Speed
Calculating your speed in a boat is challenging, especially if you’re not used to it. What’s worse is that there are many written resources out there that will throw you off too. For instance, you’re likely to read elsewhere that you travel at walking pace. The Broads Authority suggests this, so it must be right, right?
I have a counter argument to this idea of travelling at
walking page.
I am sure this is the advice given in many places as it’s a relatively
simple thing to understand. However, I am not sure it’s too helpful. Whereas this
might be an easy to thing to understand comprehend (everybody understands
walking pace, right?), it is important to fully recognise that walking pace is very individual.
We are all individual (rip Terry Jones)
An average fit 20 year old walks about 75% faster than the average
80 year old. In general, if you assume that you walk at between 2-3mph, you’re
not going to be far out. But, even this 1mph difference gives a margin of being
a third faster or slower. Step onto a boat, cast off and you now have an
additional problem of judgement because you are invariably looking at a
reference point on the bank as it’s the only fixed thing to compare. That reference
is a number of metres away so parallax issues creep in too.

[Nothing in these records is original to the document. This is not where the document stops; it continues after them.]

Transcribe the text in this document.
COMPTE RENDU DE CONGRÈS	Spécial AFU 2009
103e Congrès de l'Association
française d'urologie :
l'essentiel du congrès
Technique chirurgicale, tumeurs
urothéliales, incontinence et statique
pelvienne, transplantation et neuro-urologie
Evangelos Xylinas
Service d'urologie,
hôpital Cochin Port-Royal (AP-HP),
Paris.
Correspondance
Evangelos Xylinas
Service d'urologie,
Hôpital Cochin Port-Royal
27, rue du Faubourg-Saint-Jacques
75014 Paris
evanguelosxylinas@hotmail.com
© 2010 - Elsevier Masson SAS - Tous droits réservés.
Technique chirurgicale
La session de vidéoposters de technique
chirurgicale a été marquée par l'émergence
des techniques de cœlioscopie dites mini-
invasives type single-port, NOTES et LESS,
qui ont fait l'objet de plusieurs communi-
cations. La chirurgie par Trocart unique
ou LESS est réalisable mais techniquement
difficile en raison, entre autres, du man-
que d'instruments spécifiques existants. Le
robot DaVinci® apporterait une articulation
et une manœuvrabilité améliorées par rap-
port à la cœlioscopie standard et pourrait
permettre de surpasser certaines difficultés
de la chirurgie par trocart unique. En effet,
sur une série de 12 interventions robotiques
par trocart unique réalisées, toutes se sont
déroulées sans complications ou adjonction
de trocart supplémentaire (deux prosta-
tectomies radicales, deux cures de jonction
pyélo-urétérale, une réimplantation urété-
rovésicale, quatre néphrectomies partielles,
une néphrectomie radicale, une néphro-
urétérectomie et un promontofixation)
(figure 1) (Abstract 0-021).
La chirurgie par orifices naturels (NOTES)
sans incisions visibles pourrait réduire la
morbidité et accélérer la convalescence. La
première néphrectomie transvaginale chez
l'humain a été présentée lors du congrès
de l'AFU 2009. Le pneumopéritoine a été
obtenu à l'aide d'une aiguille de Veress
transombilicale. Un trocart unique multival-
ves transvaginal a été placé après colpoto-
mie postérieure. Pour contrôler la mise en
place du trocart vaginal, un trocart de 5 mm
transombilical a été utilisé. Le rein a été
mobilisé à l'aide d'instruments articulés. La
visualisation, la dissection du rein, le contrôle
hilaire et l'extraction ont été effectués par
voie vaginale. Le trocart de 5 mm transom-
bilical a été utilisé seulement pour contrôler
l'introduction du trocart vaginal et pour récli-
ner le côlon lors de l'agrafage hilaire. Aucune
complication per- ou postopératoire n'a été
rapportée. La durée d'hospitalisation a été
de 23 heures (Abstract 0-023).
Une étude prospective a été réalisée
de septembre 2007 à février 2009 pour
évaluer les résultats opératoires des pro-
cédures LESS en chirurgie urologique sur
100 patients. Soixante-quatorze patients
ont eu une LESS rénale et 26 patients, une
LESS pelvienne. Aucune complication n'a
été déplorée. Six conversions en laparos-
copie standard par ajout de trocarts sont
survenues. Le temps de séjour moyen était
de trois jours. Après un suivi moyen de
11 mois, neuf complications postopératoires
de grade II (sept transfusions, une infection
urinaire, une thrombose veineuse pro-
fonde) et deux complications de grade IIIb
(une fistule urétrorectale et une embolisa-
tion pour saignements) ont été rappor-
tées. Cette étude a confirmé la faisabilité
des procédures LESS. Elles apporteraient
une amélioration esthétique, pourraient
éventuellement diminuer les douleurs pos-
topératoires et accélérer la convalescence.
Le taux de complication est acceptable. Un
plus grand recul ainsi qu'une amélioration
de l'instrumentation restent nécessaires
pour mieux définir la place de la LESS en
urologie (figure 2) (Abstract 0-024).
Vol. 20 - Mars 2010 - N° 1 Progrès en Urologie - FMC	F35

I have heard some people argue that that the difference between
2 and 4mph is negligible anyway, but you would be wrong. It might be slow, but
4mph is double 2mph – that’s 100% faster. Expressed like this and you begin to
see the importance. And for the record, it’s usually those people I have had
reported to me for speeding that make these and other claims (your honour).
The effects of speed
Speed has a direct correlation with wash. The faster you
spin the propeller, the more it digs the rear of the boat into the water, the
more turbulence is created and the greater the wash. Wash has many important
factors that are environmentally bad; a heavy wash will cause bank erosion, it
upsets other river users (just imagine spilling boiling water all over yourself
as some plank hurtles past you whist you’re making tea), causes damage to boats
and can kill wildlife. This might sound fanciful, but consider the possibilities
of wash causing eggs to fall from nests, Kingfisher nests being flooded with
helpless young inside and so on.
More than ever, we have a responsibility to look after our
environment and by committing fewer selfish acts like speeding on the Broads,
we are all doing out bit.
How to properly measure speed.
Historically, hire boats have been fitted with a plaque at
the helm that gives you am idea of the speed when the engine is doing specific
speeds as shown on the rev counter. Historically, this was about the best measure
that was necessary and it still works today. It is arguably much better than
the idea of gauging walking pace to my way of thinking. But still, it is of
course, prone to considerable error, particularly if you are being pushed along
by a 3mph current and have the revs set at what the plaque tells you is 6mph.
You’re probably doing 8, that’s a 25% increase.
These days, there is no excuse. Your smart phone will have a
full GPS receiver built in to it (I don’t think there has been a smartphone device
since the introduction of the iPhone 3G in 2008 that hasn’t). What’s a little more
difficult though is finding an app that is capable of measuring such low speeds
because many road-based mapping systems aren’t concerned with anything below 5mph.
Aweigh - Map View |
Up, up and Aweigh.
So, what makes this the best app for your boating holiday? The
key attraction is that it is actually designed for the Norfolk Broads. It shows
where you are on a live map, gives you tide data (for the current day only),
emergency numbers should you need them, access to What Three Words and, crucially
for this blog, your current speed.
Download it and become familiar with its simple user interface
before you arrive on holiday and you won’t have any rangers waving speed
paddles at you or pulling you over for a quiet word….
Aweigh is available in the App Store and Google Play and is entirely
free to download. It comes highly recommended.
And, if you are wondering over the spelling, it isn't some random cleverness on the part of the developer; it is a naultical term referencing the anchor of a vessel. Most of us would have heard Hollywood captains giving the instruction to "weigh anchor", but fewer would have seen this written. To Weigh Anchor means to begin to raise the anchor and so begin a voyage. At the point that the anchor is free of the sea or river bed, it is said to be aweigh.